The plants leaf area is considered as the driving variable for RGR (Evans, 1972). Explicitly, and according to Evans approach, RGR is factored into two components LAR and NAR. LAR is the result of SLA times LWR. It represents the ratio of photosynthesizing to respiring material within the plant (Lambers et al., 1998). Both SLA and LAR are a ratio of leaf area to mass and both decreases in value, as leaves become thicker. SLA and LAR obviously exhibited a similar trend but in true the decrease occurred in SLA caused the following decline in LAR over different phenophases. Previously published work on Calotropis procera obtained the same results (Ismail, 1992). The curve of LWR showed a stepwise decrease in the amount of biomass devoted to leaf material till flowering stage. Seventy three % of plant biomass at seedling stage was in leaf fraction, then by the beginning of vegetative stage the value dropped to about 63% then to 59% at the flowering stage. After that, the value fluctuated till the end of the plant life cycle.

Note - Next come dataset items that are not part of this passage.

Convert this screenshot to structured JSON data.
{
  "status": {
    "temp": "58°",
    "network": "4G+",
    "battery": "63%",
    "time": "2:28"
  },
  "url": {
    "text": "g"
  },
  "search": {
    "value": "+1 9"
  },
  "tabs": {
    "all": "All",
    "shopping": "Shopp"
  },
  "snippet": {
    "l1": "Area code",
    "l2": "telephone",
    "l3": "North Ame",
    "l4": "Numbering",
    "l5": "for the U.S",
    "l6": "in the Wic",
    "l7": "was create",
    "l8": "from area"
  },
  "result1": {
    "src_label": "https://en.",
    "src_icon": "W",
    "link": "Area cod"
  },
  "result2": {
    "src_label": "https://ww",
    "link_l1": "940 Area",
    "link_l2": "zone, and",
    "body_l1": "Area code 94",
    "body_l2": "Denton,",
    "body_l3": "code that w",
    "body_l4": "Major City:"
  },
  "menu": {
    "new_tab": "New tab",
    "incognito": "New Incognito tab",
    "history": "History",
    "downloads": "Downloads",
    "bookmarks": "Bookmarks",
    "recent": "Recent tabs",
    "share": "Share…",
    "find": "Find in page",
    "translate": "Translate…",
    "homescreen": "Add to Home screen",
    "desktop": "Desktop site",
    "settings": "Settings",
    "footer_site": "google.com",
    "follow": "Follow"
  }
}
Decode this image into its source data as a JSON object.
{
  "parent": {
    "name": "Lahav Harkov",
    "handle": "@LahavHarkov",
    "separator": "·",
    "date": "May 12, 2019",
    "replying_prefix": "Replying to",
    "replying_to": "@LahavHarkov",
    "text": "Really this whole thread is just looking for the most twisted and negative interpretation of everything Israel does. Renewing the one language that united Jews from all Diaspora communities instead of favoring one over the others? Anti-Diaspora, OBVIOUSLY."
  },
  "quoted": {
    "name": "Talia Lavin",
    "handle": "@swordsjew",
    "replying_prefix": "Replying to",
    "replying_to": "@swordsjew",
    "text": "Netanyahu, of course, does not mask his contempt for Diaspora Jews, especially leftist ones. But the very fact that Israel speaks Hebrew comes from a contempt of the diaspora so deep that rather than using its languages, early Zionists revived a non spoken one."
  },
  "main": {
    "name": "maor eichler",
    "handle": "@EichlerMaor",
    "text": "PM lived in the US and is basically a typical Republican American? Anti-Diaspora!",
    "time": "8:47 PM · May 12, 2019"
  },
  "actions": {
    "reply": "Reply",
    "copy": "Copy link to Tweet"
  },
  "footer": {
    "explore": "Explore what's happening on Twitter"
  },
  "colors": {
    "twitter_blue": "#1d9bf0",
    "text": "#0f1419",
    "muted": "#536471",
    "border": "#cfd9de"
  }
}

It was obvious that the increase in NAR was associated with the decrease in SLA. Moreover, at flowering NAR decreased in spite of increase in LAI which may be due to mutual shading between plants and self-shading between leaves resulting in attenuation of the intensity of light reaching the leaves and thus reducing photosynthesis (Bunce, 1986). The maximum CGR was coincided with the maximum in LAI (about 16) and with an increase in NAR (as CGR is a product of the two parameters). The remarkable decrease in NAR and CGR at the mature fruiting stage may be partially ascribed to yellowing and drying of a large number of lowermost leaves (Singh and Rao, 1987; Larcher, 1995). The higher values of NAR during vegetative and early fruiting, of LWR during seedling and early fruiting and of SLA during seedling and flowering phases may explain the increase in RGR. On the other hand, the drop occurred in NAR and LWR during flowering causes the two-third reduction in RGR in transition from vegetative to flowering stage.